B'nai B'rith’s Bernard J. Lustig Memorial Scholarship has expanded its scholarship scheme and for the first time, it will be awarding more than one scholarship per year.
“In the past,” chairman of trustees Dr Paul Gardner AM explained, “we offered the scholarship in two categories, as a travel grant to outstanding university student leaders, or as a post-graduate research grant. However, our available funds allowed us to make only one major award each year.
“This year, B'nai B'rith’s Unit Akiba decided to make a substantial grant to the Lustig scholarship, derived from the Peter Krafel Bequest, a BB Akiba member who passed away in 2016 and left a legacy to support various B'nai B'rith educational programs. This will allow us to offer more than one scholarship each year. We are naturally very grateful to Unit Akiba for their support. It is an on-going annual commitment.”
The first student to benefit from this expansion is Monash student Jarryd Shaw, who was presented with his travel grant at the beginning of a Unit Akiba meeting in July. In announcing the award and introducing the winner to the audience, Dr Gardner encapsulated Jarryd’s life as a Mt Scopus graduate and beyond: “Brilliant academically, high level sporting achievements, engaged in interfaith relations, involved in the Jewish community, Friday night services, Jewish Holocaust Centre, projects in Israel. The list goes on and on.” At Monash, he is taking a combined Bachelor of Laws (Honours) and Bachelor of Commerce program. His academic record to date shows High Distinctions in thirteen subjects.

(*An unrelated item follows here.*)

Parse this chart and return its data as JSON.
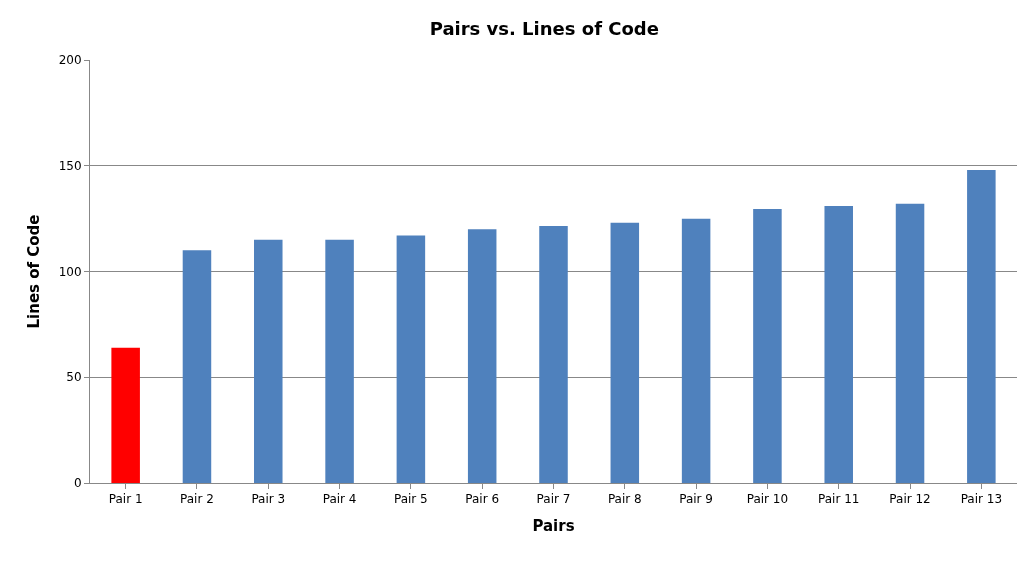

High academic achievement, while a necessary criterion for winning a Lustig Travel Grant, is not sufficient. “He won the award,” Gardner explained, “as a result of his work within the law faculty as a student leader. He tutors first-year students. He is the deputy co-ordinator of the Monash Law Students Society Peer Mentoring Program. He has been appointed as a research assistant to the Dean of the Law faculty, working on a proposal to establish the Anti-Death Penalty Institute, which aims to abolish the death penalty across Asia.”
Jarryd is leaving Melbourne in early August and is heading for Pennsylvania State University, a highly rated Ivy League institution. He has been accepted as a student in the university’s business school, where he will study game theory and international economics.
In his application for the scholarship, Jarryd stated that he intended to “serve my community as an advocate, both in a professional and charitable capacity.” He noted that he had already been accepted as a member of a program known as the Global Engagement Community at Pennsylvania. He explained that this is “a leadership program designed to combine international exchange students with domestic students to develop an understanding of cultural differences. As a person who fundamentally identifies as a global citizen, learning more about various cultures and backgrounds will assist my development as a leader and allow me to be more engaged with the broader community and a better leader of the Jewish community.”
The scholarship is B'nai B'rith Victoria’s oldest on-going project. It was established in 1955 following the death of Bernard Lustig in January of that year in a car accident. A brilliant young barrister, he was at the time the president of B'nai B'rith Youth Melbourne.
In his acceptance of the award, Jarryd noted the tragic parallel with the recent death of another outstanding lawyer and community leader, Anton Hermann, who had been a personal mentor.
Presentations in the Post-graduate Research awards category will be made in September.